小学校プログラミング必修化 「必要と思わない」54.9%

教育ICT 先生

プログラミング・タブレット導入についての考え
  • プログラミング・タブレット導入についての考え
  • タブレット・プログラミング授業の導入状況
  • 児童・生徒に積極的に経験させたいこと
  • デジタルアーツ
 デジタルアーツは1月12日、教育現場でのICT活用に関するアンケート調査の結果を公表した。小学校でのプログラミング教育必修化については、54.9%は「必要と思わない」と回答。児童・生徒に今後必要とされる能力でも、ICTに関連する事柄はあまり重要視されていなかった。

 調査は、文部科学省が2020年のプログラミング必修化などを進める中、実際に教育に携わる人が変革に対してどのように考えているのかを把握するために実施。2016年11月9日から30日の調査期間で、デジタルアーツWebサイトにて無料提供している学習資料をダウンロードしたことのある学校、教育委員会、情報モラル教育に携わる教育関係者から、71件の回答を得た。

 小学校でのプログラミング・タブレットの導入については、「自主的に学び、問題解決する力が 身に付くことを期待」とする考えが47.9%を占めた。そのほか「日本の教育がどう変化するのか、具体的な方針やプランが知りたい」39.4%、「ITを駆使した新しい知識や経験が身に付くことを期待」36.6%など。

 小学校でのプログラミング教育の必修化に関しては、「必要と思わない」54.9%、「必要だと思う」45.1%と、否定的な意見が上回った。その理由として、「ほかに優先して学ぶべき科目がある」「児童・生徒の適性によって選択制にするべき」といった意見があった。

 学校・教育委員会に勤務している回答者(回答数56件)にタブレットの導入状況を尋ねると、「導入している」48.2%、「導入していない」33.9%、「導入を検討している」17.9%だった。プログラミング授業の実施状況は、51.8%が「実施していない」と答え、「実施している」は28.6%という結果に。
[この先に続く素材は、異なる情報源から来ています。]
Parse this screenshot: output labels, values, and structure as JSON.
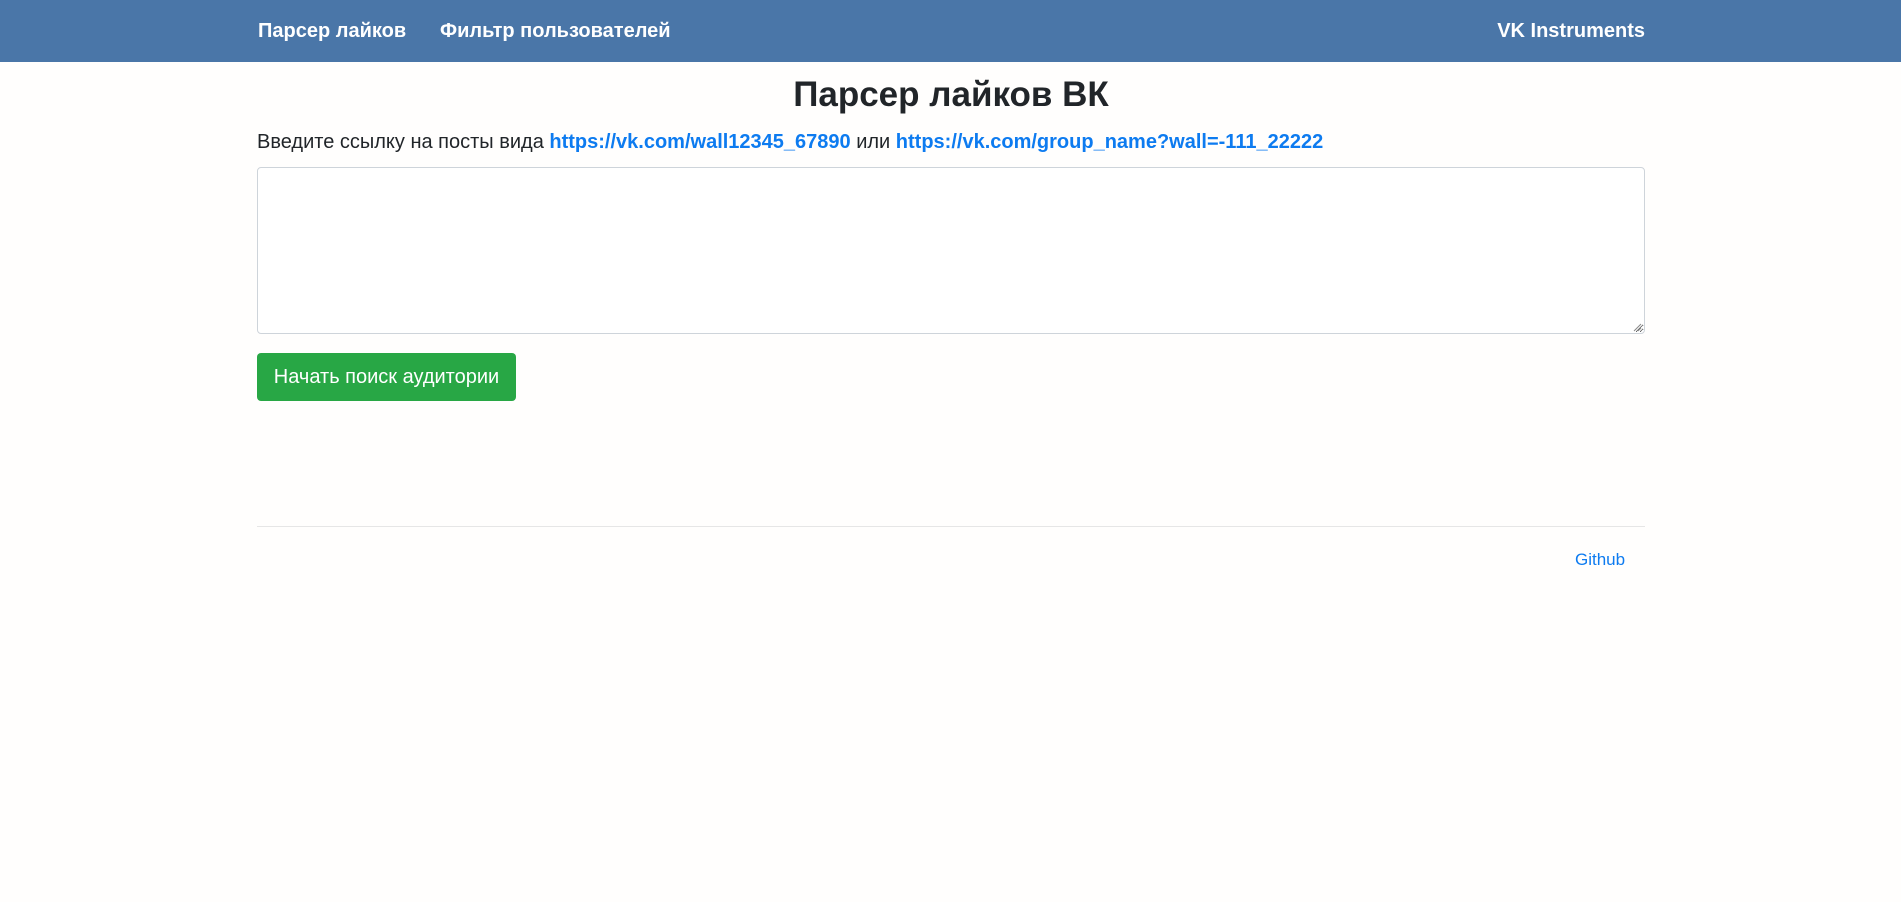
{
  "navbar": {
    "links": [
      {
        "label": "Парсер лайков"
      },
      {
        "label": "Фильтр пользователей"
      }
    ],
    "brand": "VK Instruments"
  },
  "main": {
    "title": "Парсер лайков ВК",
    "intro_prefix": "Введите ссылку на посты вида ",
    "example_link_1": "https://vk.com/wall12345_67890",
    "intro_middle": " или ",
    "example_link_2": "https://vk.com/group_name?wall=-111_22222",
    "textarea_value": "",
    "submit_label": "Начать поиск аудитории"
  },
  "footer": {
    "github_label": "Github"
  },
  "colors": {
    "navbar_bg": "#4a76a8",
    "button_bg": "#28a745",
    "link": "#0d7bf0"
  },
  "icons": {
    "textarea_resize": "resize-grip-icon"
  }
}
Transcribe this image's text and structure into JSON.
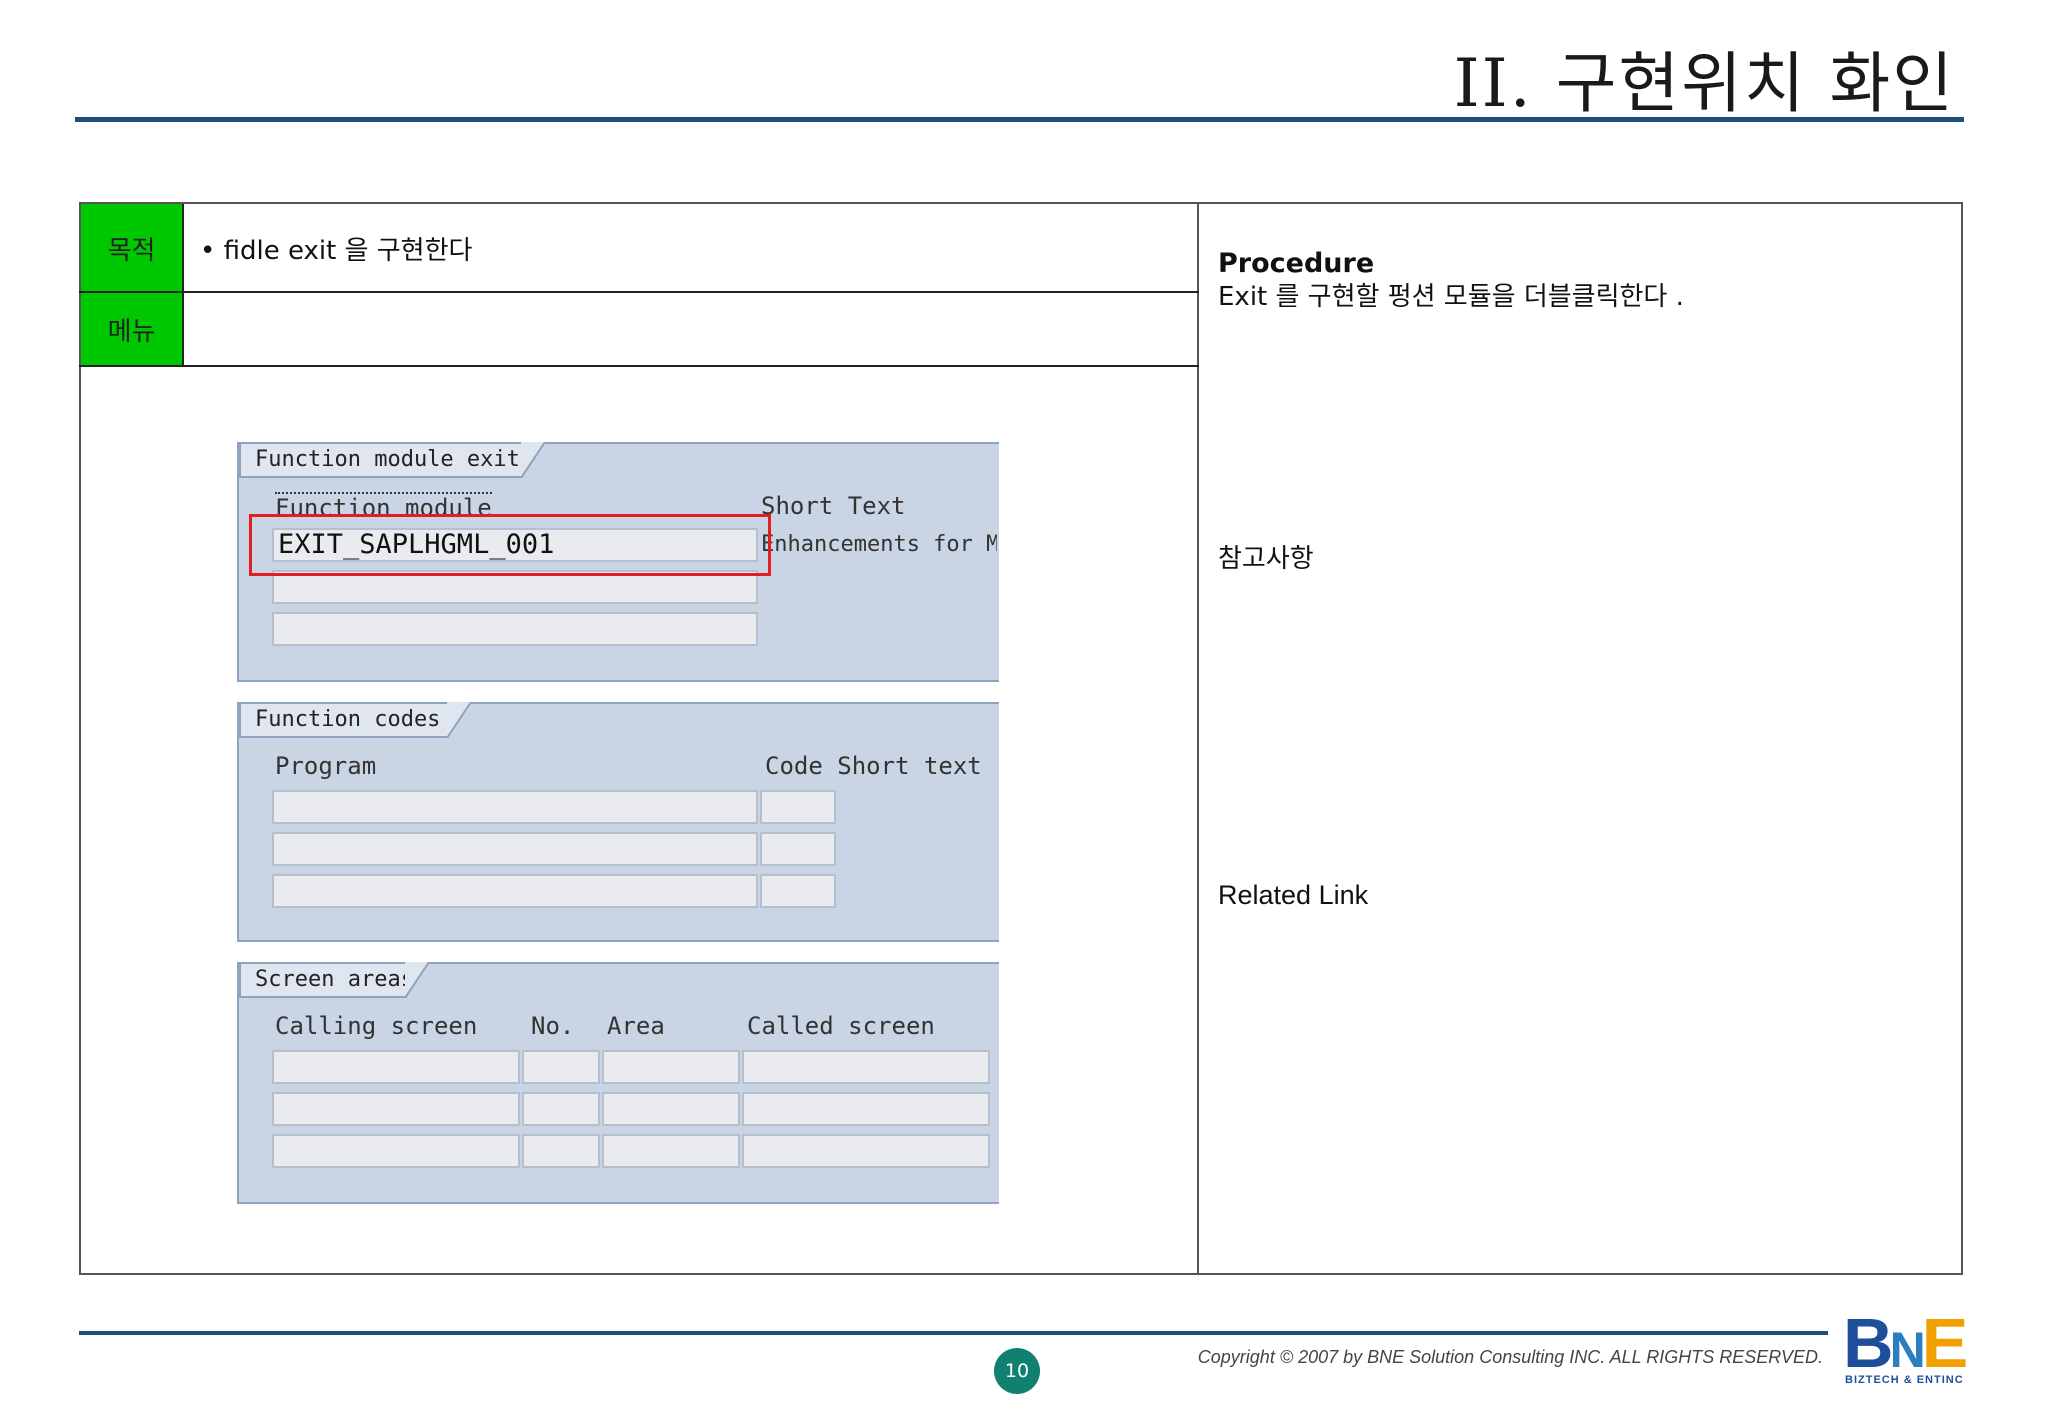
{
  "header": {
    "title": "II. 구현위치 화인"
  },
  "table": {
    "purpose_label": "목적",
    "purpose_text": "• fidle exit 을 구현한다",
    "menu_label": "메뉴",
    "menu_text": ""
  },
  "side": {
    "procedure_title": "Procedure",
    "procedure_text": "Exit 를 구현할 펑션 모듈을 더블클릭한다 .",
    "reference_title": "참고사항",
    "related_link_title": "Related Link"
  },
  "sap_screen": {
    "function_module_exits": {
      "tab_label": "Function module exits",
      "col_function_module": "Function module",
      "col_short_text": "Short Text",
      "rows": [
        {
          "function_module": "EXIT_SAPLHGML_001",
          "short_text": "Enhancements for MI"
        },
        {
          "function_module": "",
          "short_text": ""
        },
        {
          "function_module": "",
          "short_text": ""
        }
      ]
    },
    "function_codes": {
      "tab_label": "Function codes",
      "col_program": "Program",
      "col_code_short_text": "Code  Short text",
      "row_count": 3
    },
    "screen_areas": {
      "tab_label": "Screen areas",
      "col_calling_screen": "Calling screen",
      "col_no": "No.",
      "col_area": "Area",
      "col_called_screen": "Called screen",
      "row_count": 3
    }
  },
  "footer": {
    "page_number": "10",
    "copyright": "Copyright © 2007 by BNE Solution Consulting INC.   ALL RIGHTS RESERVED.",
    "logo_text": "BNE",
    "logo_sub": "BIZTECH & ENTINC"
  },
  "colors": {
    "accent_rule": "#1f4e79",
    "label_green": "#00c800",
    "highlight_red": "#e02020",
    "page_badge": "#108070"
  }
}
 児童・生徒が社会人になる前に積極的に経験しておいた方が良いと思うことを聞くと、「積極的にコミュニケーションする」94.4%、「人前で発表・発言する」80.3%、「本をたくさん読む」73.2%、「ディスカッションの機会を経験する」71.8%などと答えている。社会に出た際に必要とされる能力には、「人間関係形成力」「コミュニケーション能力」「思考力」が回答としてあがるなど、ICTに関連する事柄はあまり重要視されない傾向にあった。